My head shook slowly from side to side while I pondered how many senior citizen slackers really existed in our society.   I even snickered as I thought that comment was more in line with a Newt Gingrich or Rick Santorum campaign pledge.  Good God, I thought. I hope GOP campaign staffers don't randomly read through Facebook pages because it might occur to them that working-slacker-octogenarians should become the Right's poster children after they finish their scorched earth campaign to obliterate women's health care choices.

So tonight she went into one more of her sympathy rants.  She said something to the effect of:

"Today has been a horrible day and tonight is going to be a horrible night."

So I was eager to respond.  What could I say to point out to her that her Eeyore-like outlook on life was just getting, well, ridiculous?

I shot back with this nugget:

"I had a great day today and will have a great night tonight.  I'll bet other people also had a great day.  Stop being so judgemental."

It had the effect I desired.

About ten minutes later the infamous noun-that's-become-a-verb happened to me.


She defriended me on Facebook.

It worked.  It looked like I'd be rid of the litany of apocalyptic posts that come my way on an hourly basis. 

But I didn't get off that easy.  Within a few minutes a flurry of texts came my way.  She reminded me, several times, what an ass I was.  How uncaring I've always been and that I only think about myself.  Apparently, she has forgotten about the many times I've put gas in her car over the years because she's had no money to buy fuel or groceries.  Or the countless conversations regarding her singular place in the universe.

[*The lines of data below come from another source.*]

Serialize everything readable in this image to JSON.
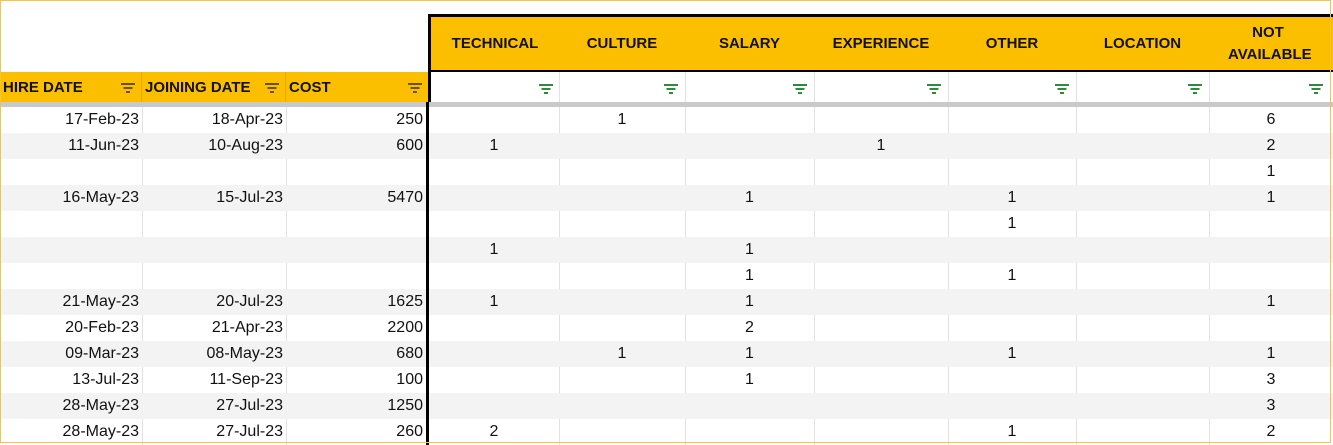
{
  "left_headers": [
    "HIRE DATE",
    "JOINING DATE",
    "COST"
  ],
  "reason_headers": [
    "TECHNICAL",
    "CULTURE",
    "SALARY",
    "EXPERIENCE",
    "OTHER",
    "LOCATION",
    "NOT AVAILABLE"
  ],
  "colors": {
    "header_fill": "#fcbf00",
    "filter_icon_green": "#2e8b3a",
    "filter_icon_dark": "#6b5300"
  },
  "rows": [
    {
      "hire": "17-Feb-23",
      "join": "18-Apr-23",
      "cost": "250",
      "reasons": [
        "",
        "1",
        "",
        "",
        "",
        "",
        "6"
      ]
    },
    {
      "hire": "11-Jun-23",
      "join": "10-Aug-23",
      "cost": "600",
      "reasons": [
        "1",
        "",
        "",
        "1",
        "",
        "",
        "2"
      ]
    },
    {
      "hire": "",
      "join": "",
      "cost": "",
      "reasons": [
        "",
        "",
        "",
        "",
        "",
        "",
        "1"
      ]
    },
    {
      "hire": "16-May-23",
      "join": "15-Jul-23",
      "cost": "5470",
      "reasons": [
        "",
        "",
        "1",
        "",
        "1",
        "",
        "1"
      ]
    },
    {
      "hire": "",
      "join": "",
      "cost": "",
      "reasons": [
        "",
        "",
        "",
        "",
        "1",
        "",
        ""
      ]
    },
    {
      "hire": "",
      "join": "",
      "cost": "",
      "reasons": [
        "1",
        "",
        "1",
        "",
        "",
        "",
        ""
      ]
    },
    {
      "hire": "",
      "join": "",
      "cost": "",
      "reasons": [
        "",
        "",
        "1",
        "",
        "1",
        "",
        ""
      ]
    },
    {
      "hire": "21-May-23",
      "join": "20-Jul-23",
      "cost": "1625",
      "reasons": [
        "1",
        "",
        "1",
        "",
        "",
        "",
        "1"
      ]
    },
    {
      "hire": "20-Feb-23",
      "join": "21-Apr-23",
      "cost": "2200",
      "reasons": [
        "",
        "",
        "2",
        "",
        "",
        "",
        ""
      ]
    },
    {
      "hire": "09-Mar-23",
      "join": "08-May-23",
      "cost": "680",
      "reasons": [
        "",
        "1",
        "1",
        "",
        "1",
        "",
        "1"
      ]
    },
    {
      "hire": "13-Jul-23",
      "join": "11-Sep-23",
      "cost": "100",
      "reasons": [
        "",
        "",
        "1",
        "",
        "",
        "",
        "3"
      ]
    },
    {
      "hire": "28-May-23",
      "join": "27-Jul-23",
      "cost": "1250",
      "reasons": [
        "",
        "",
        "",
        "",
        "",
        "",
        "3"
      ]
    },
    {
      "hire": "28-May-23",
      "join": "27-Jul-23",
      "cost": "260",
      "reasons": [
        "2",
        "",
        "",
        "",
        "1",
        "",
        "2"
      ]
    }
  ]
}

After telling her that it's become exhausting to be her friend she sent me this zinger:
"...u have not been a good friend.  You walked out of my life after the (redacted) too.  And where were u when i need someone w me for my surgery last year or around then.  When things are bad for me you disappear.  When they calm down there u are."
And then this one:

"Just leave me alone u will. never think outside your own thoughts and feelings and for u to say i am playing a victim role after i just opened up to u about everything going on proves more what an ass u are."
Oh yeah, apparently she got arrested for something of which she's totally innocent and is being "falsely accused of something serious."  God knows what that is, but I can't afford to spend any more time trying to fix her life.  And then another revelation: Due to her roommate she's being evicted from her apartment in May.  Hmmm.  Notice how nothing is her fault?  Bad roommates, false accusations, trumped-up arrest charges and a world of conspiracies leveled at her have been the norm since, well, she arbitrarily walked into my life all those years ago.
If someone refuses to accept an iota of responsibility for their own actions, how can I help them?
The very notion is foolish and, honestly, a little arrogant on my part to even try.  Almost forty years of self-created drama has been refined to a unique art form, played as a symphony by a maestro conductor.
Well, as far as I'm concerned, the crazy train has gone off the rails for the last time.  Luckily I got off before it went all John McClane.  Undoubtedly, she'll spin my disloyalty to those that will listen and, much like the next farmer's field, quickly replace me with someone new to voraciously devour with her imaginary anguish and overly-abundant self-pity.
So a buddy of mine called me tonight.  I breathed a sigh of relief as I told him the crazy train has left the station for the last time.  I'm rid of the Angel of Death and her daily doom and gloom. 
I'm getting too old for the bullshit antics of myopic forty year olds who need to be given a daily dose of wonderful.  Grow up.  Take responsbility for what you've become. 
Mayan prophecies?  Global warming?  Rick Santorum? 

They're all nothing to speak of when you've survived an energy vampire like her.

And I didn't even need a stake or holy water to do it.